И тем не менее Тьернан всерьез вознамерился воспользоваться ею. Если понадобится — даже принести в жертву во имя своих нужд. Ничто при этом, ни будущее, ни благополучие Кэссиди, его нисколько не
Однако сегодня утром фотография Кэссиди исчезла со стола Шона. Пока счастливое семейство пировало в русском ресторане, Тьернан воспользовался предоставившейся возможностью и, обыскав кабинет Шона, в конце концов обнаружил пропавшую фотографию на самом дне ящика комода, под кучей вязаных носков. Ричард забрал её и спрятал среди собственной одежды. Из случившегося он заключил, что по какой-то, ведомой лишь ему самому причине, Шон не хотел показывать Кэссиди, что держит её обрамленную фотографию на своем письменном столе.

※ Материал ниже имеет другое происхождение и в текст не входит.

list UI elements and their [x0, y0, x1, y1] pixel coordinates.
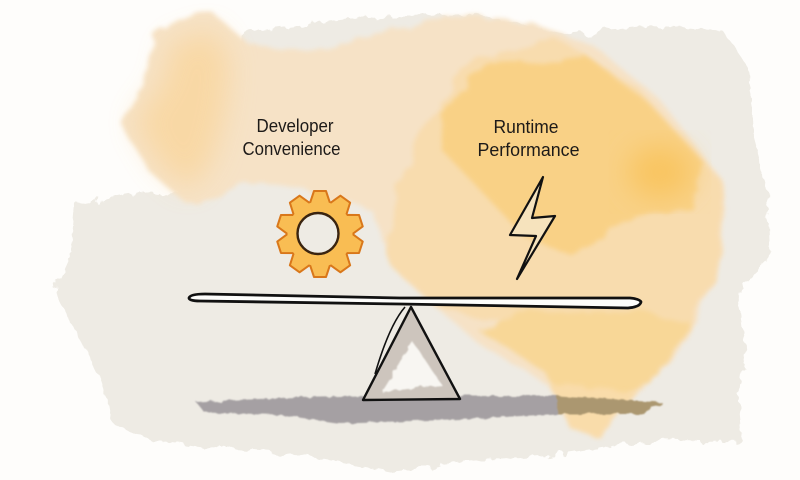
label: Runtime Performance: Runtime [494, 117, 558, 137]
orange wash: left warm patch [135, 30, 230, 190]
seesaw beam [189, 294, 641, 308]
label: Runtime Performance: Performance [478, 140, 580, 160]
orange watercolor wash: light [120, 12, 724, 437]
ground shadow [196, 396, 662, 423]
icon: gear [276, 191, 364, 277]
label: Runtime Performance [478, 117, 580, 160]
label: Developer Convenience [242, 116, 340, 159]
orange wash: bottom tail [550, 385, 640, 438]
dark hot spot [628, 146, 692, 198]
orange wash: dark upper patch [440, 58, 705, 256]
icon: lightning bolt [510, 177, 555, 279]
label: Developer Convenience: Convenience [242, 139, 340, 159]
label: Developer Convenience: Developer [256, 116, 334, 136]
orange wash: mid tone upper band [390, 40, 722, 330]
fulcrum triangle [363, 307, 460, 400]
orange wash: lower patch [478, 312, 690, 402]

Подойдя к шкафу, Тьернан вынул фотографию и задумчиво уставился в затуманенные глаза Кэссиди Рурк. Фотография и без того притягивала его словно колдовскими чарами, но теперь, когда Тьернан увидел Кэссиди воочию, эта притягательная сила приобрела для него новую, ещё более весомую значимость. Ричард Тьернан был не из тех людей, которые верят в случайные совпадения. Нет, Кэссиди проникла в его жизнь отнюдь не случайно. Кэссиди Рурк была уготована в ней особая роль и, хотела она того или нет, но Тьернан, не взирая на последствия, твердо собирался ею воспользоваться.
Щекочущий ноздри аромат жареного кофе и бекона с яичницей приманил Кэссиди на кухню. Мало того, что полуденное солнце теперь заливало кухню ярким светом, так Кэссиди поджидал там приятный сюрприз.
— Бриджит! — радостно закричала она, обнимая женщину, которая нянчила её с самого детства.
Не менее обрадовавшаяся встрече, Бриджит в свою очередь со смехом сграбастала её в крепкие объятия. Пахло от неё неподражаемой смесью кофе и мыла, перемешанных с ванилью — этот удивительный запах сопровождал её везде и повсюду, и Кэссиди впервые со времени приезда в Нью-Йорк почувствовала себя в своей тарелке.
— А где же мне, по-твоему, ещё быть, мисси? — с напускной строгостью спросила Бриджит. — Не думаешь же ты, что, уйдя на покой, я превращусь в старуху, которая только и способна, что день-деньской просиживать на заднице и пялиться в ящик? Нет, дорогуша, если я честно вкалывала все свои семьдесят шесть лет, то и теперь останавливаться не собираюсь. Нет, пока твой папаша задает всем перцу, а от твоей красотки-мачехи толку что с козла молока, я ещё тут пригожусь.
Мабри, уютно пристроившаяся возле кухонного стол, мило улыбнулась; было видно, что беззлобное ворчание старушки ничуть её не обижает.
— К сожалению, — сказала она, — Бриджит приходит к нам уже не так часто, как прежде, однако сегодня, услышав о твоем приезде, она прилетела как на крыльях.
— Ну ещё бы, — фыркнула Бриджит. — В противном случае вы бы тут мою кровинушку с голоду уморили! — Взяв Кэссиди за руку, она придирчиво осмотрела её со всех сторон. — Кажется, ты и так уже исхудала.
— Твоими устами бы да мед пить! — вздохнула Кэссиди. — Только ты меня понимаешь. Слушай, Бриджит, ты бы лучше Шону сказала, что я совсем отощала. Хорошо? А то ему, наоборот, кажется, что я превращаюсь в плюшку.